Tonight I started pondering how life might have been different before photography and video. Think about growing up and how you watched your own home videos and flipped through your family’s albums — at least, if you were like me — watching yourself grow. And the familiar startle of seeing yourself as you were or — even more startling — seeing someone close to you as they once were, especially if you hadn’t in a while. I came upon some video snippets from an old point-and-shoot recently. Most of them are terrible — I had a bad habit of mixing up “record” and “stop recording,” so it’s mostly the off moments — but they still brought back years-old realities with alarming clarity. To relive the past in this way is so common now. Before film, people could only do it through writing and painted portraits, and usually only if they were pretty well-to-do.
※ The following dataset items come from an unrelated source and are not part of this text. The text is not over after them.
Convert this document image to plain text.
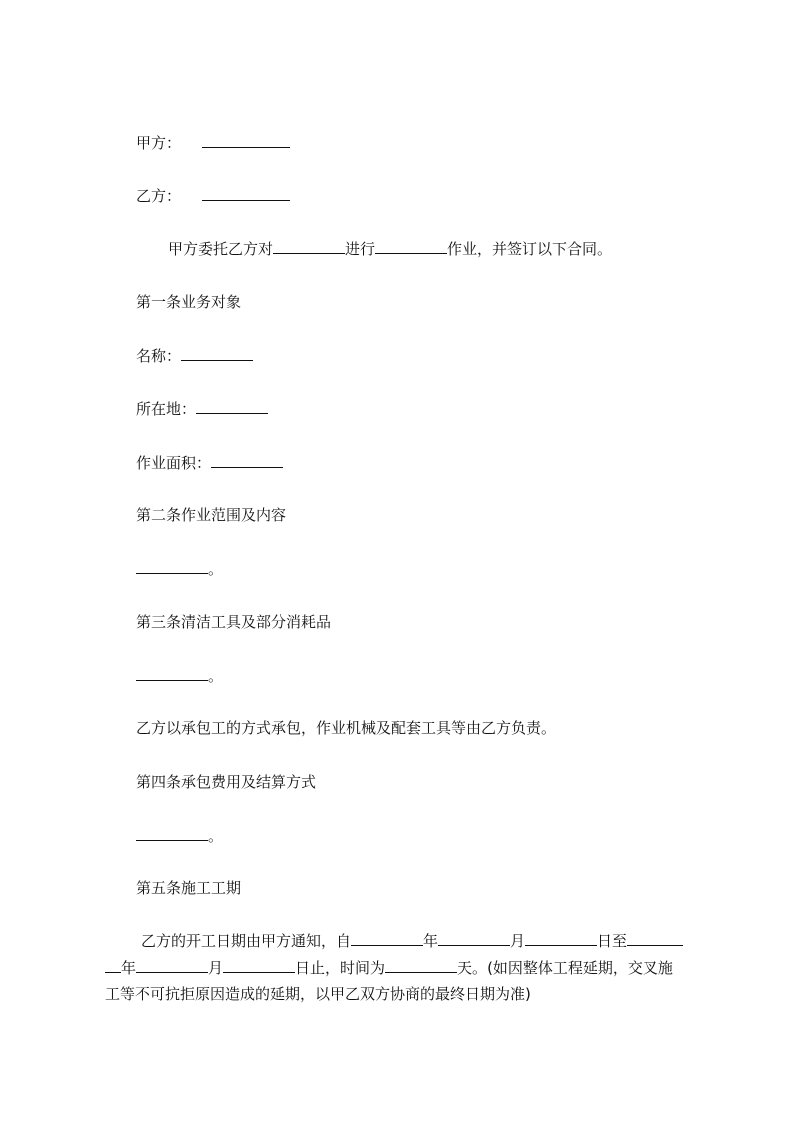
甲方：
乙方：
甲方委托乙方对	进行	作业，并签订以下合同。
第一条业务对象
名称：
所在地：
作业面积：
第二条作业范围及内容
。
第三条清洁工具及部分消耗品
。
乙方以承包工的方式承包，作业机械及配套工具等由乙方负责。
第四条承包费用及结算方式
。
第五条施工工期
乙方的开工日期由甲方通知，自	年	月	日至
年	月	日止，时间为	天。(如因整体工程延期，交叉施
工等不可抗拒原因造成的延期，以甲乙双方协商的最终日期为准)
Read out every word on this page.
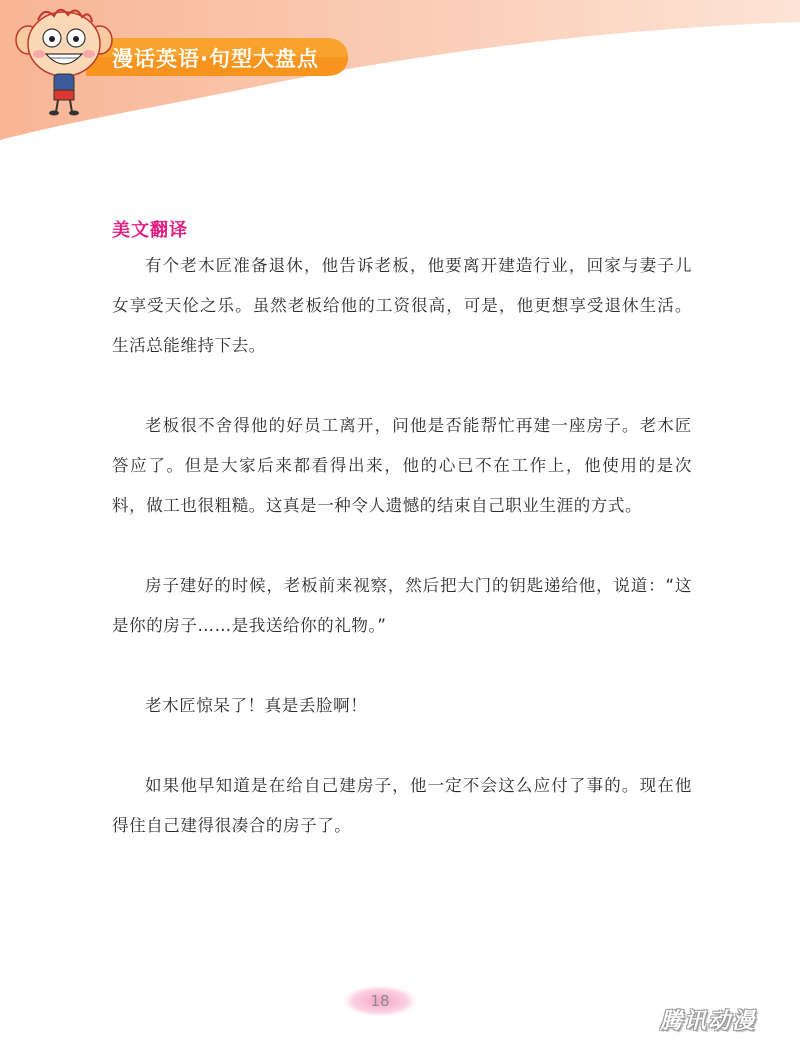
漫话英语·句型大盘点
美文翻译

有个老木匠准备退休，他告诉老板，他要离开建造行业，回家与妻子儿女享受天伦之乐。虽然老板给他的工资很高，可是，他更想享受退休生活。生活总能维持下去。

老板很不舍得他的好员工离开，问他是否能帮忙再建一座房子。老木匠答应了。但是大家后来都看得出来，他的心已不在工作上，他使用的是次料，做工也很粗糙。这真是一种令人遗憾的结束自己职业生涯的方式。

房子建好的时候，老板前来视察，然后把大门的钥匙递给他，说道：“这是你的房子……是我送给你的礼物。”

老木匠惊呆了！真是丢脸啊！

如果他早知道是在给自己建房子，他一定不会这么应付了事的。现在他得住自己建得很凑合的房子了。

18
腾讯动漫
Imagine early daguerrotypes and photos in the nineteenth century and the earliest films at the beginning of the twentieth — experimental shots of daily life or bawdy silent jokes. How must it have felt to see yourself on film for the first time, for those who had the privilege? I guess they were so involved in the evolution of the medium that it wasn’t shocking, inundated as they were. But remember the first time you ever saw a photo of one of your grandparents young? I dunno … maybe there’s not a point to be made here. I’m thinking aloud (kind of). I just … as much as I sometimes feel that the best art is the oldest and the closest to nature — painting, for example, and music — I adore film. I guess that’s what I really have to say.
I should piece those snippets together sometime.
Wait, I remember the rest. Okay, so imagine BEFORE all of that. Before photos and film were an option at all. Imagine growing up without looking back on yourself. Would our senses of self have been more solid back then? Would we have forgotten more, and maybe for the better? Or has nothing really changed?
I guess not much has changed. After all, letters were written and portraits were painted, and people relived the past that way. But I can’t shake the feeling that staring into the chemical or digital likeness of a person is a sort of magic that reveals something else entirely. Candid moments. Smirks an average painter might have overlooked. Asymmetry. Fear. Joy. I dunno. A few painters captured that, and a few writers, and they were masters. But now it’s so easy.
Then again, now we fake ourselves in photos, too. So what are we looking back on? Two memories. “I looked good then. I remember how I wanted to seem in this photo, but looking back, I know I was exhausted and sad.” Someday will I forget the truth and look back and see only the picture? Should I?